Thursday, June 18, 2009

I think I'm doing this wrong...

So when I was ten years old or so, I was a playwright. I wrote a play about pilgrims and indians for my cousins and sister to perform on Thanksgiving. Now let's just excuse the patriarchal overtones of the condescending pilgrims and the vulnerable, grateful indians. I was ten, people! In fact, what I remember best about the actual performance of my play, which took place at the country club my family attended, (somehow talking about pilgrims and indians at a posh country club seems particularly dissonant to my adult self but anyhoo...) is that it had a lot of movement (I picture about twelve pre-teens shuffling around with "scripts" of spiral-bound notebook paper, patiently taking my fervent hissed and whispered direction - "no! over THERE!") and I had no self-consciousness about the whole thing at all. Brilliant disaster, indeed.

Then as a teen, that self-consciousness crept in, but truly, how could it have been stopped? The two go together like milk and cookies. So while I recognized that I wanted to keep a journal, I was constantly stopping because I was certain that I was not writing for myself, but rather for the fans that would ultimately unearth my insightful teenage memoirs years and years after my death. I know it's folly, but I'm just telling you how it was. I have a friend from college who has successfully kept a daily journal since he was a sophomore in high school. How envious I am of him, for his discipline and ability to see the bigger picture, what a treasure those are!
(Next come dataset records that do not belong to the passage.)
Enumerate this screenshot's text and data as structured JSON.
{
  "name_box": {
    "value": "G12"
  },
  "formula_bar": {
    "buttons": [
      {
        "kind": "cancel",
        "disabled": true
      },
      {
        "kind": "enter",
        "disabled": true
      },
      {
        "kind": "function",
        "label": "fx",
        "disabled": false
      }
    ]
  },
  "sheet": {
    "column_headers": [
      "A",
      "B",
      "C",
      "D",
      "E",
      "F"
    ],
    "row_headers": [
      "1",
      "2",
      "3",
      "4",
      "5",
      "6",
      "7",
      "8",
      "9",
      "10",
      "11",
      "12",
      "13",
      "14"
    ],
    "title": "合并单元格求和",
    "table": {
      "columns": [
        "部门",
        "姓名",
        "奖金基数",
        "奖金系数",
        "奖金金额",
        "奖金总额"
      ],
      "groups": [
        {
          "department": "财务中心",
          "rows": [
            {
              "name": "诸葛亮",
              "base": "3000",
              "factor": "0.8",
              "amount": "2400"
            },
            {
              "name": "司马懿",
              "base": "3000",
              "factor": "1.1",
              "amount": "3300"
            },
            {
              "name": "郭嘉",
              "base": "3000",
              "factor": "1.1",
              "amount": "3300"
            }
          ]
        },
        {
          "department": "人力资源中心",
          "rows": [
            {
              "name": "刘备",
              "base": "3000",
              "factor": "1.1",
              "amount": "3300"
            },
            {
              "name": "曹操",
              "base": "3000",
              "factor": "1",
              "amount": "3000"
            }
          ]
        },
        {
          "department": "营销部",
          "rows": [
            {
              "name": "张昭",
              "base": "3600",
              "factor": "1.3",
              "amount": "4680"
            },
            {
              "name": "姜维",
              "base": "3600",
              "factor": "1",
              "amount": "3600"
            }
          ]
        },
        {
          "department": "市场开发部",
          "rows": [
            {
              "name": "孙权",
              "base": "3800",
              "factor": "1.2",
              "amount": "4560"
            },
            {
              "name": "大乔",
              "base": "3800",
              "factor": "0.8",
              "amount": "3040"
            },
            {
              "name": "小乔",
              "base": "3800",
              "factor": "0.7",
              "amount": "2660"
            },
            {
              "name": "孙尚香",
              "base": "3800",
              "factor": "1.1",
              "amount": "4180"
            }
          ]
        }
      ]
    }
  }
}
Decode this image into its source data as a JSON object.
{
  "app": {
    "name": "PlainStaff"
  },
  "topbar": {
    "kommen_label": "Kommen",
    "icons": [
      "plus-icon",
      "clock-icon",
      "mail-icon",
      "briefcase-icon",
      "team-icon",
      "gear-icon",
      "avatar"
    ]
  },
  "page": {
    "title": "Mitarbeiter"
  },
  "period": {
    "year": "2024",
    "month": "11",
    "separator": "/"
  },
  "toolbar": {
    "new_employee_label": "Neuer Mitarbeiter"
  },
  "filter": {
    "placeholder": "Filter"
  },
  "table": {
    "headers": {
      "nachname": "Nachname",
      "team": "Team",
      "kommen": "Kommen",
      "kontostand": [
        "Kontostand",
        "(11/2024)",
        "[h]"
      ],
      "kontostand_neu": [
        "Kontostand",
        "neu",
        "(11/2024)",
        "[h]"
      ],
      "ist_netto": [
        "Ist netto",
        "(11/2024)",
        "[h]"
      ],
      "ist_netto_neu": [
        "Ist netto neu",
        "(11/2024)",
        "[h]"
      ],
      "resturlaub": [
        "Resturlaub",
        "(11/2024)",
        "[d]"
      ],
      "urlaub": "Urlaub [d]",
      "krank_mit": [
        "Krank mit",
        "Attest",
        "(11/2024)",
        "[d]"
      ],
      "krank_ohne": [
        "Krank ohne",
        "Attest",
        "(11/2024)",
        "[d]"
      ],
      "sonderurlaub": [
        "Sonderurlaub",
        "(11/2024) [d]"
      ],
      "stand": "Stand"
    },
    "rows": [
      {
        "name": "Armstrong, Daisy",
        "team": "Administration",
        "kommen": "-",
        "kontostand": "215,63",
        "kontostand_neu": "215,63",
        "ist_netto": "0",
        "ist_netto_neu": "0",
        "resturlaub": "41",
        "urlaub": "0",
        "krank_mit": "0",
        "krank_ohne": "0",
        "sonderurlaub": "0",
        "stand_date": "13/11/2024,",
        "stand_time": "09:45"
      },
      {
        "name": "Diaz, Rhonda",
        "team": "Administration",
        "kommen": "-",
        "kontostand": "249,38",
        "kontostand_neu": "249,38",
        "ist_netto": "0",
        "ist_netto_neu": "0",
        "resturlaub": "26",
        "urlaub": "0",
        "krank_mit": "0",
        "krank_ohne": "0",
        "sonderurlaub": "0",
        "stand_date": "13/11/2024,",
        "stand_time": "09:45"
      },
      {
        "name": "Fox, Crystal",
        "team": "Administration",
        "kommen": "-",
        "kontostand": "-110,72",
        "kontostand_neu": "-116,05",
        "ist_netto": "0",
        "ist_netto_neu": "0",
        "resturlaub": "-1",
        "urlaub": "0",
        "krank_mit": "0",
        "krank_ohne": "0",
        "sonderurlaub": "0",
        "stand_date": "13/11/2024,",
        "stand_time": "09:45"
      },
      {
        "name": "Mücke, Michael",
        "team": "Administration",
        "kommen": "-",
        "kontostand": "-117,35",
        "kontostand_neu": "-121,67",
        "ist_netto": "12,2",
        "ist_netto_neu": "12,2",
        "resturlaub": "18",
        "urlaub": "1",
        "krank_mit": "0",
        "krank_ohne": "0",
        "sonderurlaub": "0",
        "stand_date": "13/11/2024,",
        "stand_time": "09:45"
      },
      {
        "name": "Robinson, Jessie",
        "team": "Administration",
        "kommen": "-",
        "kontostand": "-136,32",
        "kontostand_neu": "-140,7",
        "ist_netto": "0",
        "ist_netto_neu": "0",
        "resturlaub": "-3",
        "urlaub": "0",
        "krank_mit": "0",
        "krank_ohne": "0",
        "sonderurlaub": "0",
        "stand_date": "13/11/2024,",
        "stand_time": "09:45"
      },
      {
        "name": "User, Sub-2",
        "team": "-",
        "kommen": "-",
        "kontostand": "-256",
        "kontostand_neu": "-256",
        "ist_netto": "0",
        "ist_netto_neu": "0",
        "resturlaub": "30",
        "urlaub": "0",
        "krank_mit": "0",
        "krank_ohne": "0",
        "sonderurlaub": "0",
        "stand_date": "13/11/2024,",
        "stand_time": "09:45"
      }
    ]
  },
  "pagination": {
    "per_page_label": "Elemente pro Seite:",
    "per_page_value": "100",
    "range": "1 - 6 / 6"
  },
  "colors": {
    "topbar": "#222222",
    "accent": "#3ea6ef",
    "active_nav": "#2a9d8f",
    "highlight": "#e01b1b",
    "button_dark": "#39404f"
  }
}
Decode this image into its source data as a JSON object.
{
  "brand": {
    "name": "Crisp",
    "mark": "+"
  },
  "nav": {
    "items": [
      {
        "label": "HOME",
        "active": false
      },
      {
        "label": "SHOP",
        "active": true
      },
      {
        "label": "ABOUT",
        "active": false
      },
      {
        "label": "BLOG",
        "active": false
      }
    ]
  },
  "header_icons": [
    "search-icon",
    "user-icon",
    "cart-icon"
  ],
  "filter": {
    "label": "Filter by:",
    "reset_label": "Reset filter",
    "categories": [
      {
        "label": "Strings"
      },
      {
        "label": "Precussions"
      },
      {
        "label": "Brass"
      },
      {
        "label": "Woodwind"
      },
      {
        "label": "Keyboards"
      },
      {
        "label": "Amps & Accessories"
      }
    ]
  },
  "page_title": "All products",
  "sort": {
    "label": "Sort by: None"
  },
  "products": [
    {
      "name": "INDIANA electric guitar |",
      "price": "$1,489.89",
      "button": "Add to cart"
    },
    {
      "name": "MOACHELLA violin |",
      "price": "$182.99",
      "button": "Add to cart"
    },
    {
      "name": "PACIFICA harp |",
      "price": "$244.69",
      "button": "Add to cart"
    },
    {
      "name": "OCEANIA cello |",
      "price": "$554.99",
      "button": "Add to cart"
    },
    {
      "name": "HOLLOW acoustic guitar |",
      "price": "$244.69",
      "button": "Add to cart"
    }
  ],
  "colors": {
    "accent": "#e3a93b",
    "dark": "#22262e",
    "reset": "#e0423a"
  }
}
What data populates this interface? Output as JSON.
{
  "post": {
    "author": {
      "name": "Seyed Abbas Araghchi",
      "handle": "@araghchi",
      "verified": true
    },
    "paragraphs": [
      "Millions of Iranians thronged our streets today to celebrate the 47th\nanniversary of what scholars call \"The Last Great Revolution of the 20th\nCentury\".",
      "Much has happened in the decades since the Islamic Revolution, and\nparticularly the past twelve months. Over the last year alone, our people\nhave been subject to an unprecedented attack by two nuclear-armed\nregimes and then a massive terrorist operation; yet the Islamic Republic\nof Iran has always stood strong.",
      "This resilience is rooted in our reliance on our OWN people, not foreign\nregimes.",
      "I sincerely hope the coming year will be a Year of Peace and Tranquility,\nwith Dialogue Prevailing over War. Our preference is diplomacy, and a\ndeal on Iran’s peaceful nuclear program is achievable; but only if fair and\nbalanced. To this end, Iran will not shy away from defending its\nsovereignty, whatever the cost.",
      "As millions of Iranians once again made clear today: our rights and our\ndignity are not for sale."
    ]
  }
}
I think I have been plagued by the same doubts regarding any blog I would put together. As a recovering person, I am familiar with the phrase, "egomaniac with an inferiority complex" and that describes me to a T! I have interest in so many blogs that are out there, but I am not a mommy, I am not a chef, my life is a series of projects with loose ends and I can't imagine that anyone would want to read the musings of a daft individual like myself.

I have been getting some mentorship from a dear family member whose friendship and companionship has been so valuable to me throughout my whole life and specifically about my on-line persona. She has navigated the blogger waters and has carved quite a comfortable space for herself in this world. I admire her because she has a terrific, strong voice that I'd not heard before, but that I never doubted was there. She tells me, "You've gotta get blogging!" We are going to BlogHer together and I want to have some roots put down for myself in this world.

So I expect you will be hearing more from me, I just don't know what I will be saying yet.